In un contesto attuale in cui Expo mette al centro della riflessione il tema del cibo, la riflessione di Enzo Bianchi ha messo al centro Dio che ha voluto il cibo come cosa buona e bella, che l'uomo si guadagna con il lavoro, e che proprio l'uomo renderà sempre più capace di nutrirlo e di renderlo più uomo. Non a caso l'inizio della cultura si registra nello spazio del mangiare, non a caso il linguaggio è nato intorno a una pietra che come tavola radunava attorno a sé gli uomini e le donne che avevano deciso di mangiare insieme e non più come gli animali. Proprio nell'atto di nutrirsi, che instaura un giusto rapporto tra bisogno-desiderio-soddisfazione, viene impressa la giusta relazione tra l'umano e le altre creature: relazione fondata sul riconoscimento, sul rispetto della loro alterità, sul valore e sulla dignità di ogni alimento.

Il modo di vivere l'azione del mangiare ne determina il senso e fissa il ruolo, la funzione del cibo. Si può usare il cibo come cosa da consumare, si può fare del cibo un idolo per la sola soddisfazione dei bisogni individuali e delle proprie voglie, oppure si può vedere nel cibo un dono della terra destinato a tutti (dunque non una preda) e trasformare il pasto in luogo di condivisione con gli altri e di grande comunione con la natura.


Gli alimenti, i cibi sono a servizio dell'uomo e sono buoni ma, di fronte a questi doni della terra e del lavoro dell'uomo, sta proprio la responsabilità dell’uomo. Eppure, come le statistiche attestano, nel nord Italia il 30% del cibo viene buttato.
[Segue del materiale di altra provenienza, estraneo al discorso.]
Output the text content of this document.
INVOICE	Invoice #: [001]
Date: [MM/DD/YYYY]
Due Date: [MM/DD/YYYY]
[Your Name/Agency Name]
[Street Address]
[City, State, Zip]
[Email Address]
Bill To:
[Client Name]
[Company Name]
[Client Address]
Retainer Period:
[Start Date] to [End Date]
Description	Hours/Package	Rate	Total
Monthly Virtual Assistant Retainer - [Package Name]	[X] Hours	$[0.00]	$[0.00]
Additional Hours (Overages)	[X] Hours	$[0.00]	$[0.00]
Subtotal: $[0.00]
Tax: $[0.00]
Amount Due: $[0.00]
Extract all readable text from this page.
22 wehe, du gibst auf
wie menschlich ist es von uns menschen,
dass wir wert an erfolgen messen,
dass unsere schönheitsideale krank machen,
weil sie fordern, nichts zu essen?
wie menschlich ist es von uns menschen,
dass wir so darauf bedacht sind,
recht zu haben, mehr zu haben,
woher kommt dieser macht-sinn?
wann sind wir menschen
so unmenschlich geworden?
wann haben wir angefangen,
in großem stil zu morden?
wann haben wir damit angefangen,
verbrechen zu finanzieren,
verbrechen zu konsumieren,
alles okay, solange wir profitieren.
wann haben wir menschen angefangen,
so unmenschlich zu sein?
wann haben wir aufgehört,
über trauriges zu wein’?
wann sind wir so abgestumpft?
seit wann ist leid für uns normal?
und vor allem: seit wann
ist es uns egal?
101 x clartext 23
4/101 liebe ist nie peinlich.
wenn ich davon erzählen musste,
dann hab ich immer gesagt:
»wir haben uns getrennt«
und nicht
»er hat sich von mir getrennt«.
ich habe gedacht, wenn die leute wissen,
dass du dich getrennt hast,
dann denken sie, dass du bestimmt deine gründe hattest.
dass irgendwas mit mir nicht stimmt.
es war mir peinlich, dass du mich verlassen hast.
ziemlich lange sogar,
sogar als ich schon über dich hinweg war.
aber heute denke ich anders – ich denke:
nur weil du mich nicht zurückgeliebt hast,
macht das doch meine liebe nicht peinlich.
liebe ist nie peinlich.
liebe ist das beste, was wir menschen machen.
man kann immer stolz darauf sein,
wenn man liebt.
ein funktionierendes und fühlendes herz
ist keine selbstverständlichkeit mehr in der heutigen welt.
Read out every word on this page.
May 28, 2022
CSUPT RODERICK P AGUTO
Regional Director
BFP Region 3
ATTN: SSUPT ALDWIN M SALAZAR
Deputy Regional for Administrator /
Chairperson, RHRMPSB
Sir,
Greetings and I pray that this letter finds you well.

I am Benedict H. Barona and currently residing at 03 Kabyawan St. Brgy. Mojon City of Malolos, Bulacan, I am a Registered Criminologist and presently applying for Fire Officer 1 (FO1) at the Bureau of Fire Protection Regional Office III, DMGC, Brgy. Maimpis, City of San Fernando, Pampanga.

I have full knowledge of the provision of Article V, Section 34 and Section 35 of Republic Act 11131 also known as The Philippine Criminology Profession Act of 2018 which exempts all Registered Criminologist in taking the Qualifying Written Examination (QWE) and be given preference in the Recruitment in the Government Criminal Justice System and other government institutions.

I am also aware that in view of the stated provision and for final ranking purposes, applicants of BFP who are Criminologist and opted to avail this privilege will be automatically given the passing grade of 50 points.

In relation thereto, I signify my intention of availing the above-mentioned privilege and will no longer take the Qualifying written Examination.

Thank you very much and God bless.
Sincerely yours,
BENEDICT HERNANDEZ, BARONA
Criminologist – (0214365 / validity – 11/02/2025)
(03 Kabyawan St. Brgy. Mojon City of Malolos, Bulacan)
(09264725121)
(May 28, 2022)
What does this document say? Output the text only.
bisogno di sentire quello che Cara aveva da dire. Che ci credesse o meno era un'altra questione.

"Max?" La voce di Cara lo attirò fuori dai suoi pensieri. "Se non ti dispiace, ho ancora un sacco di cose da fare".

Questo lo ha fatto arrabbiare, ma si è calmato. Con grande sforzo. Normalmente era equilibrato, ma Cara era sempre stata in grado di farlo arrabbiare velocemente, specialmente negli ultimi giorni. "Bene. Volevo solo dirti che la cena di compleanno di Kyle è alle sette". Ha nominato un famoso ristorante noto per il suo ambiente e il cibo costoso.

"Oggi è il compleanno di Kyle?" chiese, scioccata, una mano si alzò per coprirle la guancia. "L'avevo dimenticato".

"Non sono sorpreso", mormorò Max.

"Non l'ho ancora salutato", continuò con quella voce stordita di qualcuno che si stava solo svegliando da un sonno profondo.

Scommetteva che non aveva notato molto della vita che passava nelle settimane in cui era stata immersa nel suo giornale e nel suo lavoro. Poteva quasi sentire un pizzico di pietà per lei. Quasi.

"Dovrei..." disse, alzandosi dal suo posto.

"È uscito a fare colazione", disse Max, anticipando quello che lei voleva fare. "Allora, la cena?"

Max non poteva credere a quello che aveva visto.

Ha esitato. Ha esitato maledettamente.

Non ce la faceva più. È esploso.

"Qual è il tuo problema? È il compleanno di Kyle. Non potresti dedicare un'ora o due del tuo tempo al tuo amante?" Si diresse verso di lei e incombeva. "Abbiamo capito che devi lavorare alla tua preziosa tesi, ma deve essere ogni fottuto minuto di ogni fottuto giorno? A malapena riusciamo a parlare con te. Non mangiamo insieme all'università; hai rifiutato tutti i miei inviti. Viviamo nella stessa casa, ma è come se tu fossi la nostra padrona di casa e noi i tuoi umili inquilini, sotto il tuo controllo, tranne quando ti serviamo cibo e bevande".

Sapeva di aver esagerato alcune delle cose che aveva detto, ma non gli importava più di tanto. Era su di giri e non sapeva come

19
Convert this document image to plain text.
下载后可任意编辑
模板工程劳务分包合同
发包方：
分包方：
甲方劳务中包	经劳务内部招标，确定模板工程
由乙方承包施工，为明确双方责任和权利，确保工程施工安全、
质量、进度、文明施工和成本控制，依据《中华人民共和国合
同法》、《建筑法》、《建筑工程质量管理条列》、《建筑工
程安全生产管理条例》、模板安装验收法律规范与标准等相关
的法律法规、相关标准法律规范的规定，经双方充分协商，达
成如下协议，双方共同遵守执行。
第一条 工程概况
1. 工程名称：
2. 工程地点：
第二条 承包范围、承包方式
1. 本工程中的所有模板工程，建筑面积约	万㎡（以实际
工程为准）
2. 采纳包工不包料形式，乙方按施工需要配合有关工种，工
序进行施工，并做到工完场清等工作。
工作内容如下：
Si è capaci di vedere negli alimenti la fatica della terra che li produce e
la fatica dell'uomo necessaria perché possano arrivare sulla tavola come cibo? Si è capaci di trarre le conseguenze del fatto che gli alimenti sono destinati a tutti e che invece molti esseri umani ne sono privati fino alla fame?
Si tratta di 1 miliardo di persone su 7 miliardi: uomini, donne e bambini denutriti e affamati perché i loro simili più ricchi si accaparrano per se stessi il cibo, negandolo a loro. Il rapporto con il cibo allora è occasione di sapienza sulla vita e appello alla responsabilità: anche quando si mangia risuona l'esigente domanda:«Che ne hai fatto di tuo fratello?».